Franz Kafka pudo ser químico, filólogo, experto en judaísmo o abogado. Mientras intentaba todo eso tenía un oficio oculto, el de novelista, del que no estaba del todo convencido al grado de destruir una primera novela y años después encargar desde el lecho de muerte a su amigo y albacea, Max Brod, quemar la obra no publicada, justo cuando acababa de corregir algunas páginas desde su postración.
Sin embargo, entre la obra preservada por Brod, develada a la muerte del genio checo y después sujeta a eternos litigios por la voracidad de la secretaria del albacea, Ester Hoffe, quien heredó todos los archivos, destaca otra habilidad de Kafka, la de dibujante, una faceta que de la que también abjuraba el propio autor, reduciendo todo a “garabatos” y “jeroglíficos personales”.
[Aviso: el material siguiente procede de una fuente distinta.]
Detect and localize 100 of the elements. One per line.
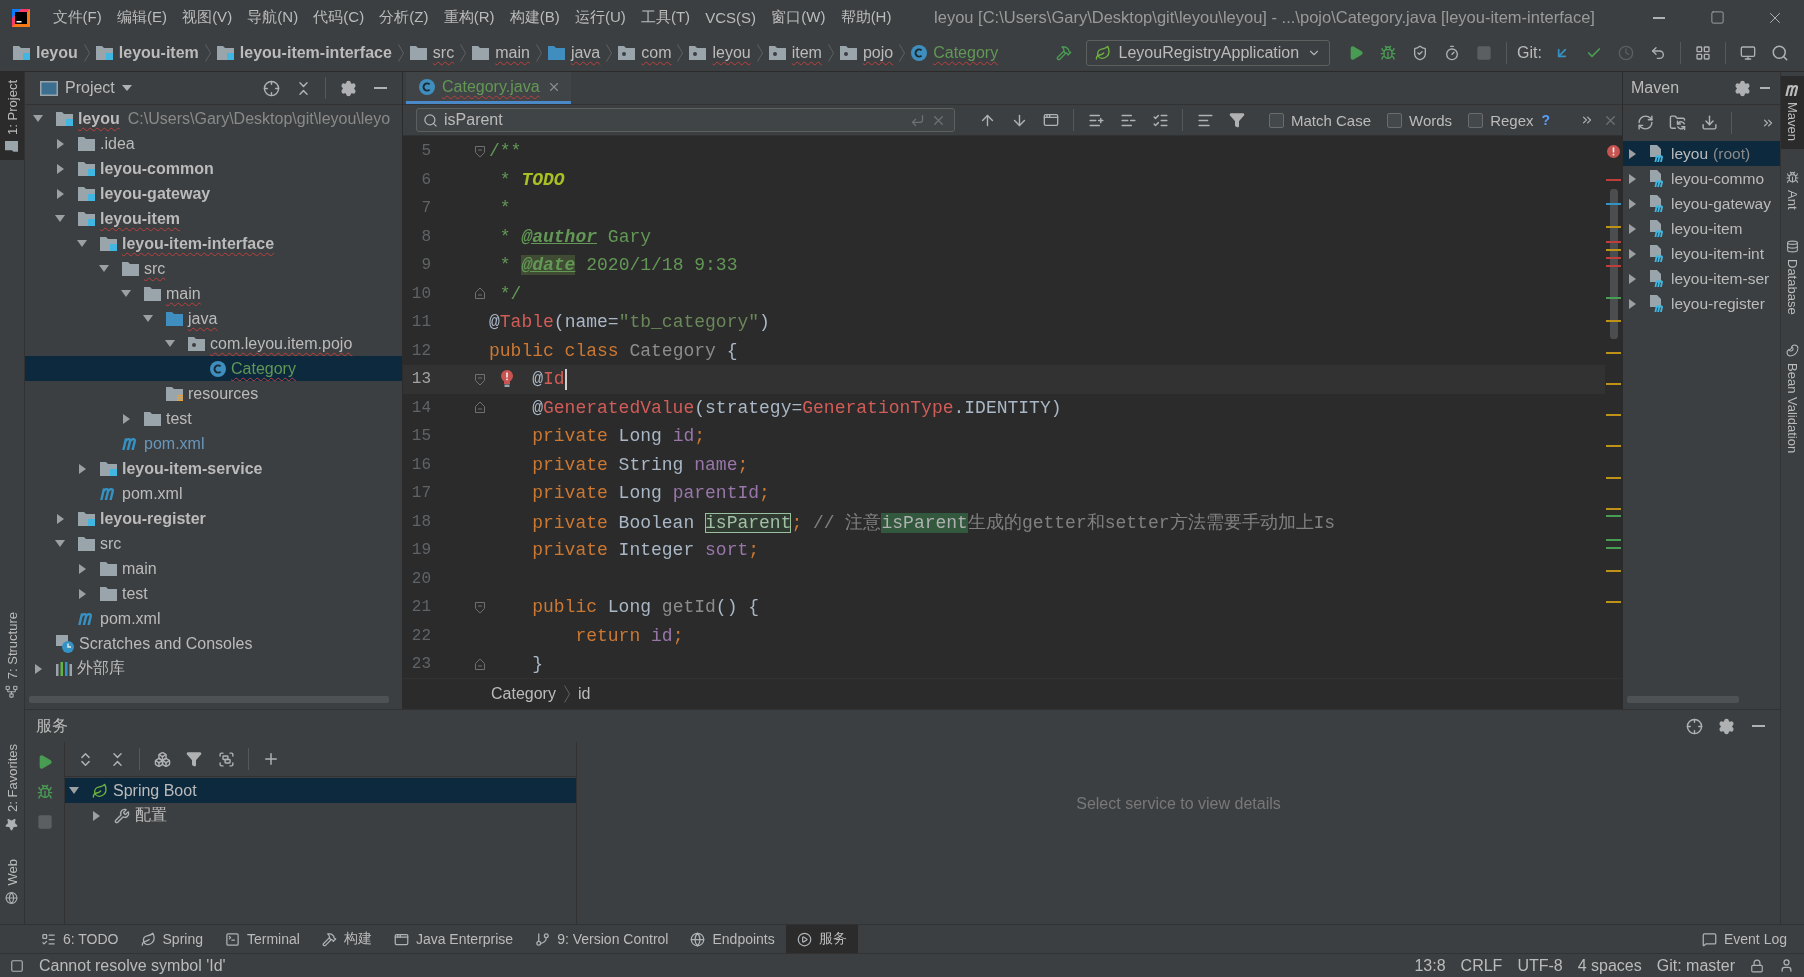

La editorial Libros del Zorro Rojo ha publicado un hermoso ejemplar titulado Franz Kafka: dibujos recuperados (2023), obra gráfica fotografiada en la Biblioteca Nacional de Israel, con el acostumbrado toque de este sello: pasta dura y una cubierta que destaca la firma del autor, un dibujo y el título en letras doradas sobre un fondo oscuro.
Hay que reconocer que Kafka, como él bien sabía, no era precisamente un artista plástico de la talla de su admirado Pablo Picasso, pero sí que era buen retratista, sobre todo de su entorno, pues la selección de este volumen incluye algunos dibujos de su madre y un autorretrato de trazo asombroso.
En el prólogo Jordi Llovet nos cuenta la anécdota de Kafka solicitando al editor de La transformación que por ningún motivo permitiera que el artista Ottomar Starke ilustrara la portada con un insecto, impresionado por la metamorfosis de Gregorio Samsa, ajeno a que la posteridad iba a explotar esa imagen en cuanta edición existirá desde entonces.
Acaso a la manera de Leonardo, que trabajaba bocetos en superficies en las que aún ahora puede leerse una lista de víveres, algunos dibujos de Kafka sobrevivieron con los números de operaciones matemáticas inoportunas que tomaron al artista en el momento del trazo.